Deputy Superintendent of Police Saddar Sahibzada Sajjad said that a first information report (FIR) had been registered at the Badhber police station against identified individuals for setting fire to a Basic Health Unit and causing widespread panic by rumour-mongering.

He confirmed Nazar Muhammad’s arrest and said that further arrests would be made using videos of the protests and vandalism.

Separately, Pakistan Peoples Party (PPP) chairman Bilawal Bhutto called Prime Minister Imran Khan ‘ghost employee’ of the National Assembly of Pakistan on Tuesday.

Bilawal Bhutto said, “If the National Assembly session is so expensive then we expect the leader of the house to be present”. He asserted that PM takes salary and acts as a ghost employee of the house. He also said that Imran Khan should attend every meeting and be answerable.

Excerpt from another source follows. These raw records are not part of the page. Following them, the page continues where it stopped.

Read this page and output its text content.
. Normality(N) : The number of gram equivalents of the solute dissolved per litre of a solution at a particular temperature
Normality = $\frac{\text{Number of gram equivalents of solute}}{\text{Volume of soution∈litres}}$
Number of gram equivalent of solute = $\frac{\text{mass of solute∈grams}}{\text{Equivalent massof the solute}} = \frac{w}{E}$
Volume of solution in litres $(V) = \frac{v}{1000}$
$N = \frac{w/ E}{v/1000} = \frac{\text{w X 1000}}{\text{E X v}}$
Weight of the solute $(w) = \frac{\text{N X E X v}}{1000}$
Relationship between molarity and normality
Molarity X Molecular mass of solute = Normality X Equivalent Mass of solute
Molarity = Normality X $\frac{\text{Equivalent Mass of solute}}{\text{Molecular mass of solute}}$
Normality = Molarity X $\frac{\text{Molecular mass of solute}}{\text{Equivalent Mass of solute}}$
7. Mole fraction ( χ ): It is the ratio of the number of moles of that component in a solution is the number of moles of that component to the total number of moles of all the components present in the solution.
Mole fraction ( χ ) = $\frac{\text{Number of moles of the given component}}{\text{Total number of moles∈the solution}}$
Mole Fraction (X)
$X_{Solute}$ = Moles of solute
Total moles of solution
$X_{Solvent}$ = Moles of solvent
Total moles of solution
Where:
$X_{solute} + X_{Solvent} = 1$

PPP chairman clarified that government protested yesterday not PPP as protesting is the work of opposition. He said, “Opposition batters the desks if I deliver a speech in English and they scream when I deliver it in Urdu.” While talking to media, Bilawal claimed that government has appointed controversial people in the cabinet. “We believe that it is in the benefit of Pakistan and the government that those individuals who are controversial and have links with outlawed organisations should be dismissed.”

Meanwhile, Bilawal Bhutto Zardari took a jibe at Prime Minister Imran Khan for his remarks regarding the border of Germany and Japan.